Physico-chemical properties of MnCO3–CaCO3 and MnO–CaO solid solutions
MnCO3–CaCO3 has been shown to form a continuous phase isomorphous with calcite as the Mn concentration is varied across the whole range of composition from CaCO3 to MnCO3. Magnetic susceptibility and e.p.r. studies show that the manganese-containing carbonate is paramagnetic, and diffuse reflectance spectroscopy confirms octahedral coordination for the Mn2+ ions.
The decomposition of the MnxCa1–xCO3 phase to form the oxide has been investigated at five compositions between x= 0 and x= 1 with a view to preparing MnxCa1–xO solid solutions in a finely divided state.

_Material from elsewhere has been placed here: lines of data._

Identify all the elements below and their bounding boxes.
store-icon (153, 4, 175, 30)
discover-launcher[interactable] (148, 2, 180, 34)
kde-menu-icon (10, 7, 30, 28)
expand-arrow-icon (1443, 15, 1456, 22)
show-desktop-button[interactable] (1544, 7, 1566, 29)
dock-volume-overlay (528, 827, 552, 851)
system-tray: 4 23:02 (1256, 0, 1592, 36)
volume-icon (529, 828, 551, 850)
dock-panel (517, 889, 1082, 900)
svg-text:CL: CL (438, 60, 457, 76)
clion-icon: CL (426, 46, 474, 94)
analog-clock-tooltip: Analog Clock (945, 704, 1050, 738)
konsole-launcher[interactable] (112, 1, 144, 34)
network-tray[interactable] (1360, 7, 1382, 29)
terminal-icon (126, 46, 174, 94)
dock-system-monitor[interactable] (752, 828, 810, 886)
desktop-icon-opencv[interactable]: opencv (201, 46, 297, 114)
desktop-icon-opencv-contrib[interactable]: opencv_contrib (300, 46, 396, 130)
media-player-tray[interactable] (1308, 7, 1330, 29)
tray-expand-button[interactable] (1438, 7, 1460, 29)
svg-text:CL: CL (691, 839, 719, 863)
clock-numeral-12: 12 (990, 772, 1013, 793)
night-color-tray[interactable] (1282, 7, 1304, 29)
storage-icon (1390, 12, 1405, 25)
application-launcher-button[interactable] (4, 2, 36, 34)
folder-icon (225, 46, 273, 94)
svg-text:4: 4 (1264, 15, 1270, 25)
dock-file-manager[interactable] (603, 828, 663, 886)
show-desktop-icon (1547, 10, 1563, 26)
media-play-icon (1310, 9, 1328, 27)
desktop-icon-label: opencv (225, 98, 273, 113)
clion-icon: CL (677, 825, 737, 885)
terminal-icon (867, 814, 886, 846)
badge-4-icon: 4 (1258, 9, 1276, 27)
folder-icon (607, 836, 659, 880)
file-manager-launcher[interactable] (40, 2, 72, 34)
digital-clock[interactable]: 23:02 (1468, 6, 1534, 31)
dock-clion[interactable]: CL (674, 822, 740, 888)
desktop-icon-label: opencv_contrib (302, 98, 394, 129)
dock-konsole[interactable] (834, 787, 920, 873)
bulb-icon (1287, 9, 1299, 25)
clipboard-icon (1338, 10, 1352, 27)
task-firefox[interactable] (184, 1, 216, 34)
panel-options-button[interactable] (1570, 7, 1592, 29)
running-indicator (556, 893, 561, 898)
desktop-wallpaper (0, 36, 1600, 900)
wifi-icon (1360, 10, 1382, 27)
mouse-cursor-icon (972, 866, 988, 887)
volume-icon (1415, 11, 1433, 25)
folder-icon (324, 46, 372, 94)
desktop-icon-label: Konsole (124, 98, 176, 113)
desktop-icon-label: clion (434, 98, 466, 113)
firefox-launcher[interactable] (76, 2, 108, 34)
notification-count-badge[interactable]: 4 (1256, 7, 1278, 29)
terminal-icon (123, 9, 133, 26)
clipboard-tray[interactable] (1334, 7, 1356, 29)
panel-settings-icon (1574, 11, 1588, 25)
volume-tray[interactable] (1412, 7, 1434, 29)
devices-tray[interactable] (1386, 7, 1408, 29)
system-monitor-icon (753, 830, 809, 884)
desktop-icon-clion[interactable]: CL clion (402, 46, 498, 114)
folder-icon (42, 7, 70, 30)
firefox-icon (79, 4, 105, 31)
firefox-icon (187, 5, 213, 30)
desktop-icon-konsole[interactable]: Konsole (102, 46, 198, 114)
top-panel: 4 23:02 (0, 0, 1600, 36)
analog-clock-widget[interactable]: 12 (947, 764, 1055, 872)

It is shown that this can be achieved by controlled decomposition in vacuo at 925 K. X-ray powder diffraction confirms the expected variation of unit-cell parameter with Mn content in the cubic MnxCa1–xO phase. A special Gouy cell was devised to determine magnetic susceptibility without exposure to the atmosphere. The temperature range studied (77–300 K) included the Néel temperature for MnO, and attenuation of superexchange interactions as Ca2+ ions replace Mn2+ ions is manifested by a rapid decrease of the Weiss constant and by a decrease of linewidth in the e.p.r. spectrum. Mn2+ is present in the high-spin 6S5/2 state (µ= 5.9µB) in all the solid solutions.
The transformation of carbonate to oxide has been followed by diffuse reflectance spectroscopy in vacuo. MnxCa1–xCO3(x= 0.65) is shown to decompose rapidly at 675–750 K, but there is evidence for an intermediate state to be passed before the MnxCa1–xO solid solution is produced.